Options Show World-Beating Shekel to Give Back: Israel Markets
The shekel’s best days may be over as the government and central bank step up efforts to weaken the world’s best-performing major currency last year.
There’s a 59 percent probability the shekel will give back half of the past year’s advance by the end of 2014, options data compiled by Bloomberg show.
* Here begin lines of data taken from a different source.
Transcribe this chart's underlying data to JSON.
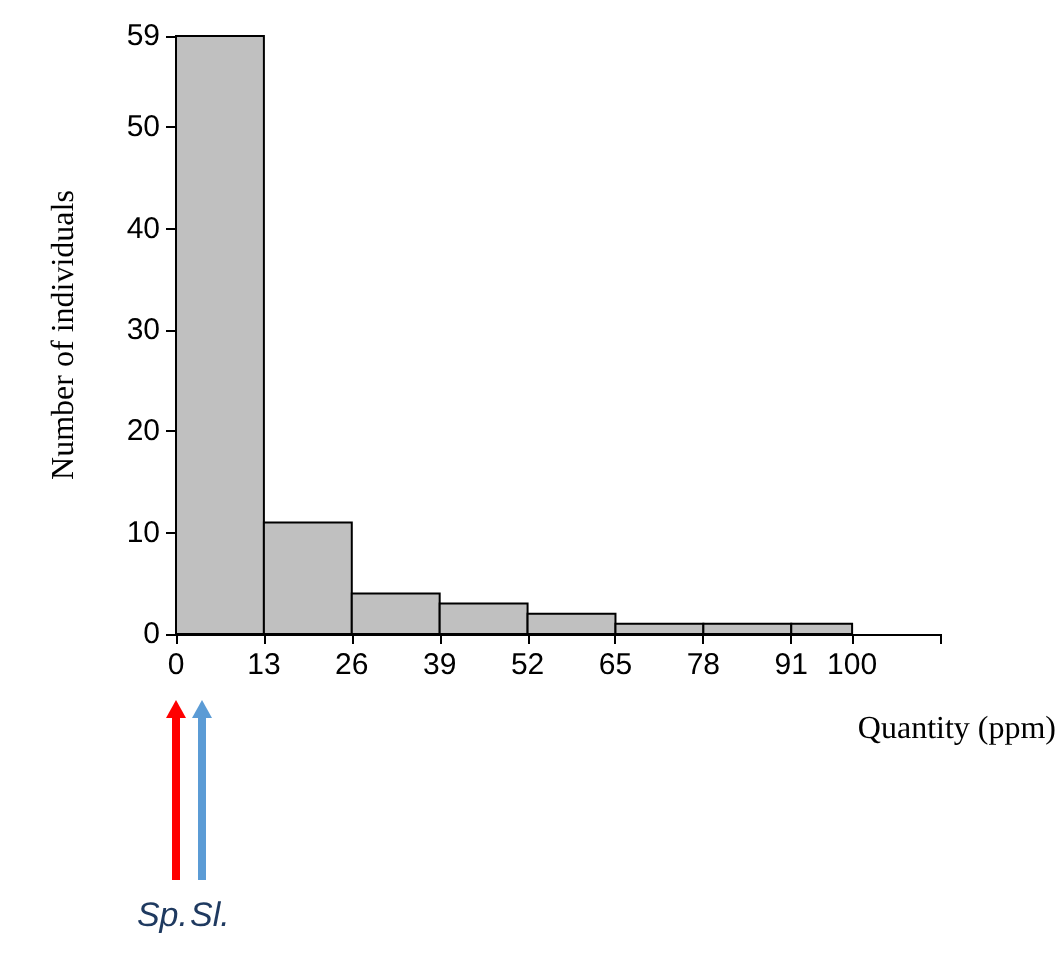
{
  "chart_data": {
    "type": "histogram",
    "xlabel": "Quantity (ppm)",
    "ylabel": "Number of individuals",
    "bins": [
      0,
      13,
      26,
      39,
      52,
      65,
      78,
      91,
      100
    ],
    "values": [
      59,
      11,
      4,
      3,
      2,
      1,
      1,
      1
    ],
    "color": "#c0c0c0",
    "xlim": [
      0,
      113
    ],
    "xticks": [
      0,
      13,
      26,
      39,
      52,
      65,
      78,
      91,
      100,
      {
        "value": 113,
        "label": null
      }
    ],
    "ylim": [
      0,
      59
    ],
    "yticks": [
      0,
      10,
      20,
      30,
      40,
      50,
      59
    ],
    "grid": false,
    "annotations": [
      "Sp.",
      "Sl."
    ]
  }
}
The shekel recorded its biggest monthly drop since August last month, with the Bank of Israel and the Finance Ministry buying about $1.5 billion in foreign currency, according to Rony Gitlin, head of spot trading at Bank Leumi Le-Israel Ltd., the country’s second-largest bank.
“The central bank, with some help from the Finance Ministry, is succeeding in halting shekel appreciation by more aggressively intervening in the market,” Leumi’s Gitlin said in a phone interview from Tel Aviv on Jan. 29. “Frequent interventions signal the determination by the bank to act to balance the exchange rate so it’s not hurting exports as much.”
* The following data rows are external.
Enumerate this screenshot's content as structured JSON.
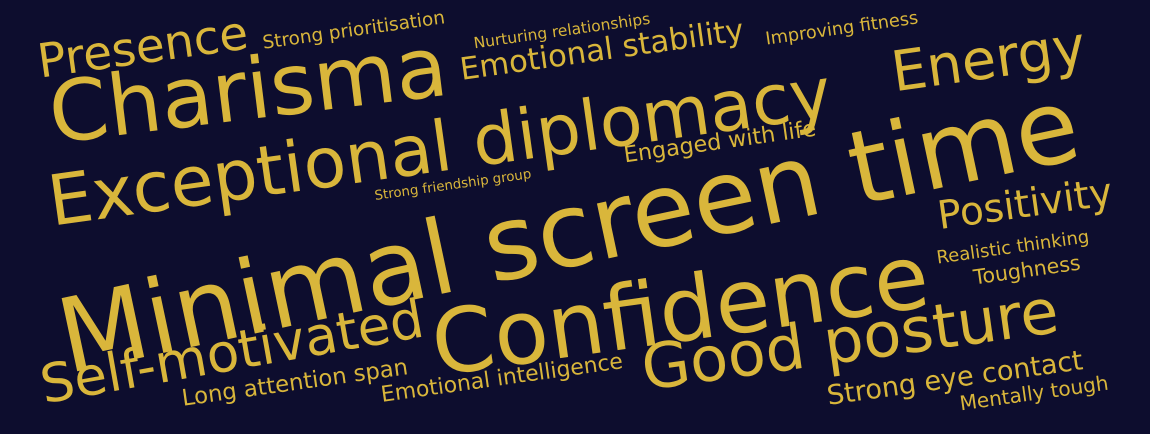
{
  "word_cloud": {
    "text_color": "#d9b63b",
    "background_color": "#0d0d2e",
    "words": [
      {
        "text": "Minimal screen time",
        "weight": 10
      },
      {
        "text": "Confidence",
        "weight": 9
      },
      {
        "text": "Charisma",
        "weight": 8
      },
      {
        "text": "Exceptional diplomacy",
        "weight": 7
      },
      {
        "text": "Energy",
        "weight": 6
      },
      {
        "text": "Good posture",
        "weight": 6
      },
      {
        "text": "Self-motivated",
        "weight": 5
      },
      {
        "text": "Presence",
        "weight": 4
      },
      {
        "text": "Emotional stability",
        "weight": 3
      },
      {
        "text": "Positivity",
        "weight": 3
      },
      {
        "text": "Strong eye contact",
        "weight": 2
      },
      {
        "text": "Emotional intelligence",
        "weight": 2
      },
      {
        "text": "Long attention span",
        "weight": 2
      },
      {
        "text": "Engaged with life",
        "weight": 2
      },
      {
        "text": "Realistic thinking",
        "weight": 2
      },
      {
        "text": "Toughness",
        "weight": 1
      },
      {
        "text": "Mentally tough",
        "weight": 1
      },
      {
        "text": "Strong prioritisation",
        "weight": 1
      },
      {
        "text": "Improving fitness",
        "weight": 1
      },
      {
        "text": "Nurturing relationships",
        "weight": 1
      },
      {
        "text": "Strong friendship group",
        "weight": 1
      }
    ]
  }
}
Israel’s exporters expect to double job cuts this year as the currency’s strength eats into profits. The efforts to weaken the shekel coincide with a rout of emerging market currencies after Chinese manufacturing growth slowed, and amid social unrest in Ukraine and investor concerns about Turkish monetary policy.
There’s a 59 percent chance the currency will weaken 3.75 percent to 3.6551 shekels per dollar by the end of this year, implied volatility from options trading monitored by Bloomberg showed. The shekel weakened 0.3 percent to 3.5275 a dollar at 4:16 p.m. in New York.
The shekel appreciated 7.5 percent in 2013, the biggest advance among 31 major currencies tracked by Bloomberg. Prime Minister Benjamin Netanyahu said Jan. 24 that while the government and the central bank were considering a “few things” they can do to tame the shekel, exporters must adjust to the stronger currency. The comments come as manufacturers urged the Bank of Israel to cut borrowing costs and increase foreign currency purchases.
Sales abroad of goods and services, which account for about a third of Israel’s $273 billion economy, declined 0.1 percent last year after rising 0.9 percent in 2012. The economy expanded 3.3 percent in 2013 compared with 3.4 percent the previous year.
Morgan Stanley said in a Jan. 24 note it has the most confidence in the currency as a haven within emerging markets because of Israel’s “resilient” economy and “strong” external balance sheet.
A Bloomberg gauge tracking 20 emerging-market currencies last week fell to the lowest level since April 2009. The central banks of India, Turkey and South Africa have all raised interest rates to defend their tumbling currencies.
Since the Bank of Israel’s last interest-rate cut in September the shekel strengthened 0.5 percent against the dollar. While that was the least among 31 major currencies tracked by Bloomberg, some traders are betting rates may move lower in coming months. One-year interest rate swaps, an indicator for expected interest rates over the period, fell to a one-month low of 0.875 percent on Jan. 24. The central bank kept the benchmark rate at 1 percent for a fourth month last week.
“If the shekel appreciates in coming weeks, the Bank of Israel may need to cut its rate in one of its forthcoming decisions,” Ori Greenfeld, an economist at Tel Aviv-based Psagot Investment House Ltd., said by phone on Jan. 29. “The bank could also speed up foreign exchange purchases or introduce taxation to trim shekel appreciation.”
Israel’s central bank said it will buy $3.5 billion in foreign currency this year to offset the effect of new natural gas revenue on the shekel, a 67 percent increase from 2013.
Since Bank of Israel Governor Karnit Flug earlier this month said the central bank isn’t indifferent to developments in the exchange rate, the bank has been more engaged in foreign currency buying. Also, currency hedging by the Finance Ministry totaled $340 million in the first two weeks of the year compared with $100 million in November.
“The Bank of Israel will continue to use ad-hoc foreign exchange interventions to limit appreciation pressures,” Goldman Sachs Group Inc. strategists Kasper Lund-Jensen and Ahmet Akarli said in a note Jan. 27.